В часовне еще просторно и холодок, пахнет горячим воском. Мы ставим свечки, падаем на колени перед Владычицей, целуем ризу. Темный знакомый лик скорбно над нами смотрит – всю душу видит. Горкин так и сказал: «Молись, а она уж всю душу видит». Он подводит меня к подсвечнику, широко разевает рот и что-то глотает с ложечки. Я вижу серебряный горшочек, в нем на цепочке ложечка. Не сладкая ли кутья, какую дают в Хотькове? – Горкин рассказывал. Он поднимает меня под мышки, велит ширыне разинуть рот. Я хочу выплюнуть – и страшусь.

– Глотай, глотай, дурачок… святое маслице… – шепчет он.

Я глотаю. И все принимают маслице. Домна Панферовна принимает три ложечки, будто пьет чай с вареньем, обсасывает ложечку, облизывает губы и чмокает. И Анюта как бабушка.

– Еще бы принял, а? – говорит мне Домна Панферовна и берется за ложечку, – животик лучше не заболит, а? Моленое, чистое, афонское, а?..

Больше я не хочу. И Горкин остерегает:

– Много-то на дорогу не годится, Домна Панферовна… кабы чего не вышло.

Мы проходим Никольскую, в холодке. Лавки еще не отпирались – сизые ставни да решетки. Из глухих, темноватых переулков тянет на нас прохладой, пахнет изюмом и мятным пряником: там лабазы со всякой всячиной.

В голубой башенке – Великомученик Пантелеймон. Заходим и принимаем маслице.

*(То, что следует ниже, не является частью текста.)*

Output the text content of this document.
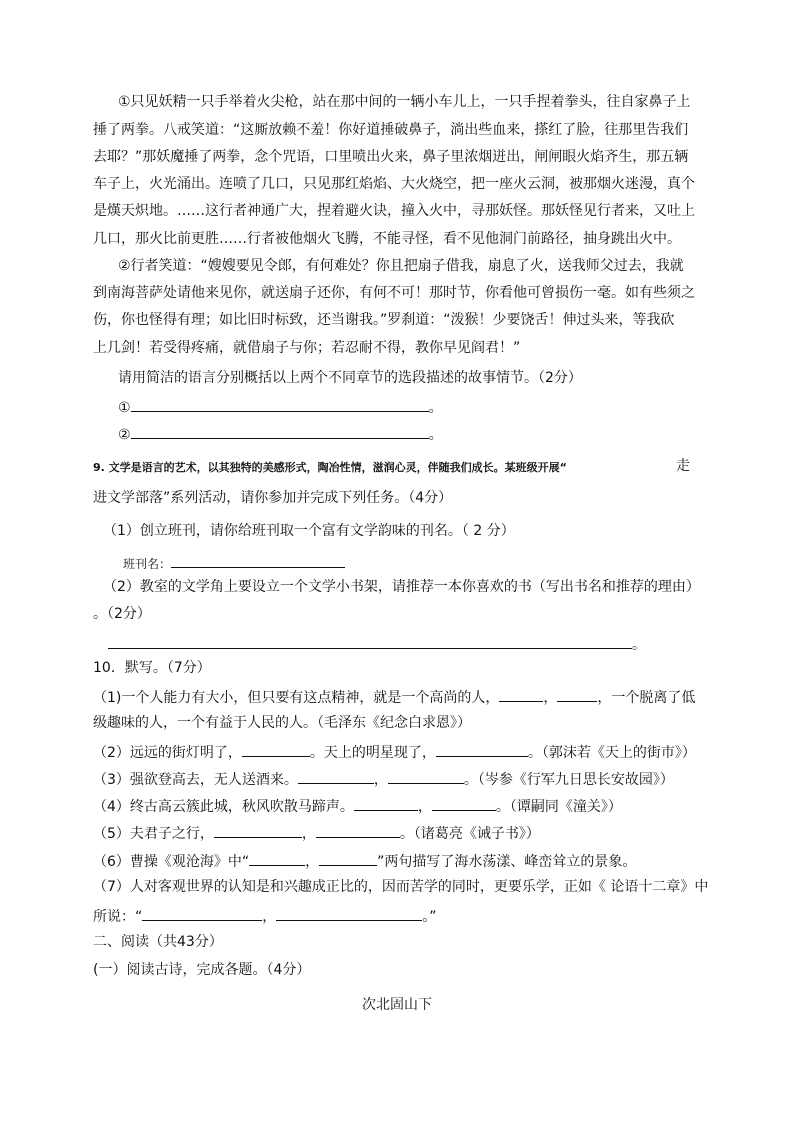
①只见妖精一只手举着火尖枪，站在那中间的一辆小车儿上，一只手捏着拳头，往自家鼻子上
捶了两拳。八戒笑道：“这厮放赖不羞！你好道捶破鼻子，淌出些血来，搽红了脸，往那里告我们
去耶？”那妖魔捶了两拳，念个咒语，口里喷出火来，鼻子里浓烟迸出，闸闸眼火焰齐生，那五辆
车子上，火光涌出。连喷了几口，只见那红焰焰、大火烧空，把一座火云洞，被那烟火迷漫，真个
是熯天炽地。……这行者神通广大，捏着避火诀，撞入火中，寻那妖怪。那妖怪见行者来，又吐上
几口，那火比前更胜……行者被他烟火飞腾，不能寻怪，看不见他洞门前路径，抽身跳出火中。
②行者笑道：“嫂嫂要见令郎，有何难处？你且把扇子借我，扇息了火，送我师父过去，我就
到南海菩萨处请他来见你，就送扇子还你，有何不可！那时节，你看他可曾损伤一毫。如有些须之
伤，你也怪得有理；如比旧时标致，还当谢我。”罗刹道：“泼猴！少要饶舌！伸过头来，等我砍
上几剑！若受得疼痛，就借扇子与你；若忍耐不得，教你早见阎君！”
请用简洁的语言分别概括以上两个不同章节的选段描述的故事情节。（2分）
①	。
②	。
9. 文学是语言的艺术，以其独特的美感形式，陶冶性情，滋润心灵，伴随我们成长。某班级开展“	走
进文学部落”系列活动，请你参加并完成下列任务。（4分）
（1）创立班刊，请你给班刊取一个富有文学韵味的刊名。（ 2 分）
班刊名：
（2）教室的文学角上要设立一个文学小书架，请推荐一本你喜欢的书（写出书名和推荐的理由）
。（2分）
。
10．默写。（7分）
（1)一个人能力有大小，但只要有这点精神，就是一个高尚的人，	，	，一个脱离了低
级趣味的人，一个有益于人民的人。（毛泽东《纪念白求恩》）
（2）远远的街灯明了，	。天上的明星现了，	。（郭沫若《天上的街市》）
（3）强欲登高去，无人送酒来。	，	。（岑参《行军九日思长安故园》）
（4）终古高云簇此城，秋风吹散马蹄声。	，	。（谭嗣同《潼关》）
（5）夫君子之行，	，	。（诸葛亮《诫子书》）
（6）曹操《观沧海》中“	，	”两句描写了海水荡漾、峰峦耸立的景象。
（7）人对客观世界的认知是和兴趣成正比的，因而苦学的同时，更要乐学，正如《 论语十二章》中
所说：“	，	。”
二、阅读（共43分）
(一）阅读古诗，完成各题。（4分）
次北固山下
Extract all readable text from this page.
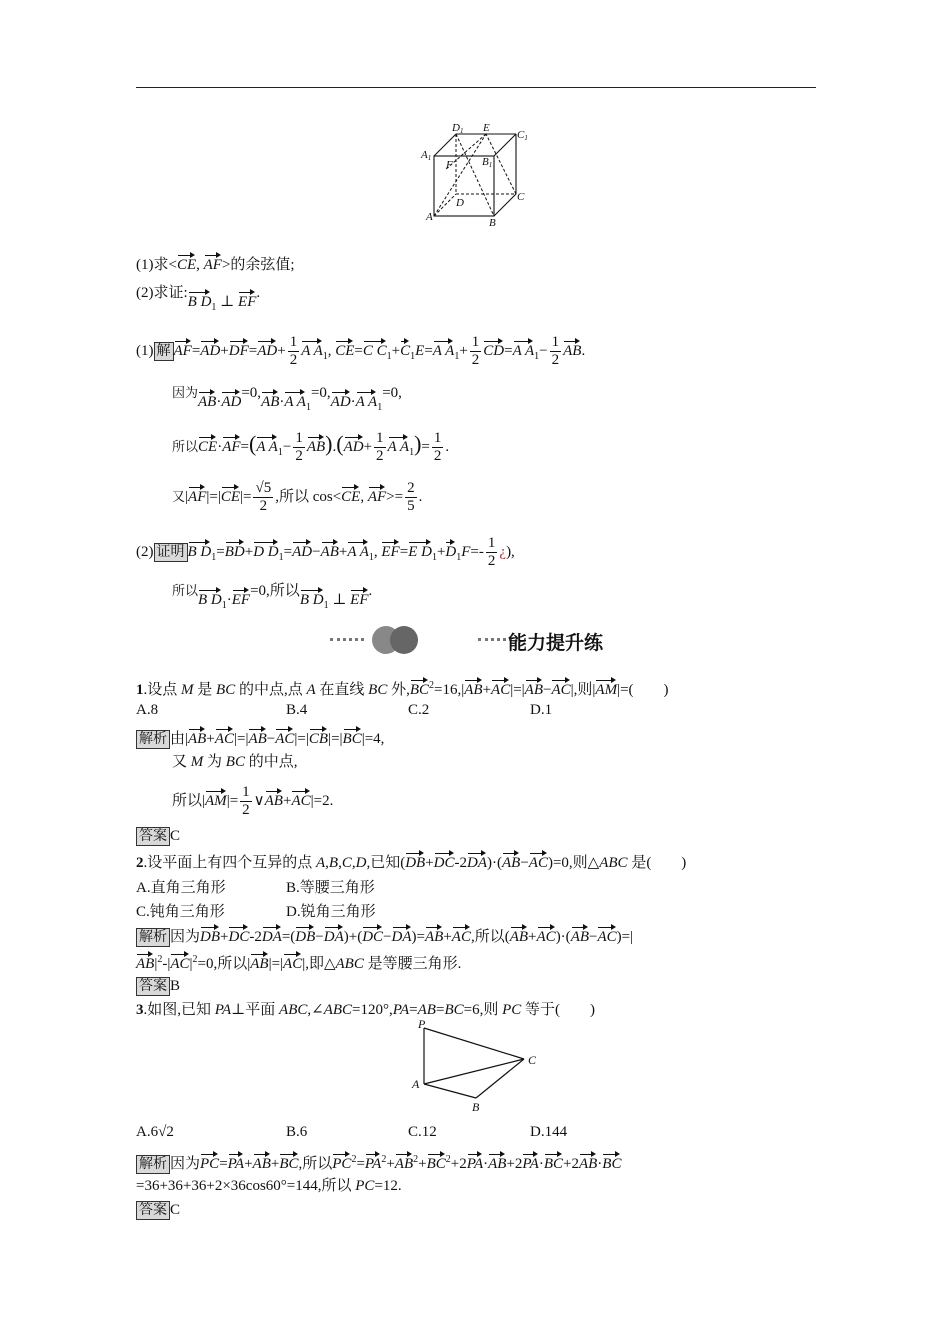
D1 E
C1
A1
F	B1
D	C
A	B
(1)求<CE, AF>的余弦值;
(2)求证:B $D_1$ ⊥ EF.
(1) 解 $AF=AD+DF=AD+ \frac{1}{2}$ A $A_1$, CE=C $C_1+C_1E=A$ $A_1+ \frac{1}{2} CD=A$ $A_1- \frac{1}{2}$ AB.
因为AB·AD=0,AB·A $A_1=0,AD\cdot A$ $A_1=0$,
所以CE·AF=(A $A_1- \frac{1}{2} AB).(AD+ \frac{1}{2}$ A $A_1)= \frac{1}{2}$ .
又$|AF|=|CE|= \frac{√5}{2}$ ,所以 cos<CE, $AF>= \frac{2}{5}$ .
(2) 证明 B $D_1=BD+D$ $D_1=AD-AB+A$ $A_1$, EF=E $D_1+D_1F=- \frac{1}{2}$ ¿),
所以B $D_1\cdot EF=0$,所以B $D_1$ ⊥ EF.
能力提升练
1.设点 M 是 BC 的中点,点 A 在直线 BC 外$,BC^2=16,|AB+AC|=|AB-AC|$,则|AM|=(　　)
A.8	B.4	C.2	D.1
解析 由|AB+AC|=|AB−AC|=|CB|=|BC|=4,
又 M 为 BC 的中点,
所以$|AM|= \frac{1}{2}$ ∨AB+AC|=2.
答案 C
2.设平面上有四个互异的点 A,B,C,D,已知(DB+DC-2DA)·(AB−AC)=0,则△ABC 是(　　)
A.直角三角形	B.等腰三角形
C.钝角三角形	D.锐角三角形
解析 因为DB+DC-2DA=(DB−DA)+(DC−DA)=AB+AC,所以(AB+AC)·(AB−AC)=|
$AB|^2-|AC|^2=0$,所以|AB|=|AC|,即△ABC 是等腰三角形.
答案 B
3.如图,已知 PA⊥平面 ABC,∠ABC=120°,PA=AB=BC=6,则 PC 等于(　　)
P
C
A
B
A.6√2	B.6	C.12	D.144
解析 因为PC=PA+AB+BC,所以$PC^2=PA^2+AB^2+BC^2+2PA\cdot AB+2PA\cdot BC+2AB\cdot BC$
=36+36+36+2×36cos60°=144,所以 PC=12.
答案 C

Тянемся долго-долго – и все Москва. Анюта просится на возок, кривит ножки, но Домна Панферовна никак: «Взялась – и иди пешком!»

Входим под Сухареву башню, где колдун Брюс сидит[7], замуравлен на веки вечные.

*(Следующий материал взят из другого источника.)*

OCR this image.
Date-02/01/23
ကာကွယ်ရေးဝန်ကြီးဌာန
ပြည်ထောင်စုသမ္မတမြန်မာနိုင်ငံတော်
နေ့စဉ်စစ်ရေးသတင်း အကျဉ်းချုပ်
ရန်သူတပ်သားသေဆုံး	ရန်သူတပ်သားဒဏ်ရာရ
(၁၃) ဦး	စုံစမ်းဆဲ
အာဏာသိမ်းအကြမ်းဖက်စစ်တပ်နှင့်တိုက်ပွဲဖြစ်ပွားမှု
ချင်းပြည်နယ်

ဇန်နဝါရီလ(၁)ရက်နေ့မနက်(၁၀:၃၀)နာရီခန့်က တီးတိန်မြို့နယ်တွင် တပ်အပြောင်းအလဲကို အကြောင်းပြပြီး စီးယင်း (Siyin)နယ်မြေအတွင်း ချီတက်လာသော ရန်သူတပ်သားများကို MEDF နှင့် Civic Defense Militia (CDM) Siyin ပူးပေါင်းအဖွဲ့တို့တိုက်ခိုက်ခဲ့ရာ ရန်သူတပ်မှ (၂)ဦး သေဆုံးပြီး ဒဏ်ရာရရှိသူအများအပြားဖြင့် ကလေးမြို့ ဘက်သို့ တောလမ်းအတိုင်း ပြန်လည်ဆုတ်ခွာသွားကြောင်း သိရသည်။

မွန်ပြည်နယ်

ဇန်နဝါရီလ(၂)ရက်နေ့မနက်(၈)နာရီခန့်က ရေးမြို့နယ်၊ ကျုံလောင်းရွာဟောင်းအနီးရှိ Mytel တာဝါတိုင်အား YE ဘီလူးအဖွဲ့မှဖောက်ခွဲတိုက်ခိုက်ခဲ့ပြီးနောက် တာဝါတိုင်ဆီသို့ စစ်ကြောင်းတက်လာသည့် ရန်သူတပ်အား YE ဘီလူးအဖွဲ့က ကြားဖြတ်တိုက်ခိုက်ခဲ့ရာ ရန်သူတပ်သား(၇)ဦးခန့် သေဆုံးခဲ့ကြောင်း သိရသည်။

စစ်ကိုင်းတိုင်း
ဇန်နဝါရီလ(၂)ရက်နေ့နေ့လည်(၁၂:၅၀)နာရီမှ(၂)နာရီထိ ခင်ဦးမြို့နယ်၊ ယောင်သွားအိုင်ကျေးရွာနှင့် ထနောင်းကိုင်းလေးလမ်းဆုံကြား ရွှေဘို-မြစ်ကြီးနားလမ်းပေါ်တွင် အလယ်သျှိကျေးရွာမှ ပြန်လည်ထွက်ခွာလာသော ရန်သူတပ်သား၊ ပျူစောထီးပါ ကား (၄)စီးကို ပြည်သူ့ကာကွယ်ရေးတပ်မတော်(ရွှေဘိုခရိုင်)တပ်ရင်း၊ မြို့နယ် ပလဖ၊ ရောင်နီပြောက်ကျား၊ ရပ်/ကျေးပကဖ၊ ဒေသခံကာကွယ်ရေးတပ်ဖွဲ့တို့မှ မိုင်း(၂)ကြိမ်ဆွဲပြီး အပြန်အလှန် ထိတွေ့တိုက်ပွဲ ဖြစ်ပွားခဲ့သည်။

Идем Мещанской – все-то сады, сады. Движутся богомольцы, тянутся и навстречу нам. Есть московские, как и мы; а больше дальние, с деревень: бурые армяки-сермяга, онучи, лапти, юбки из крашенины, в клетку, платки, паневы, – шорох и шлепы ног. Тумбочки деревянные, травка у мостовой; лавчонки с сушеной воблой, с чайниками, с лаптями, с кваском и зеленым луком, с копчеными селедками на двери, с жирною «астраханкой» в кадках. Федя полощется в рассоле, тянет важную, за пятак, и нюхает – не духовного звания? Горкин крякает: хороша! Говеет, ему нельзя. Вон и желтые домики заставы, за ними – даль.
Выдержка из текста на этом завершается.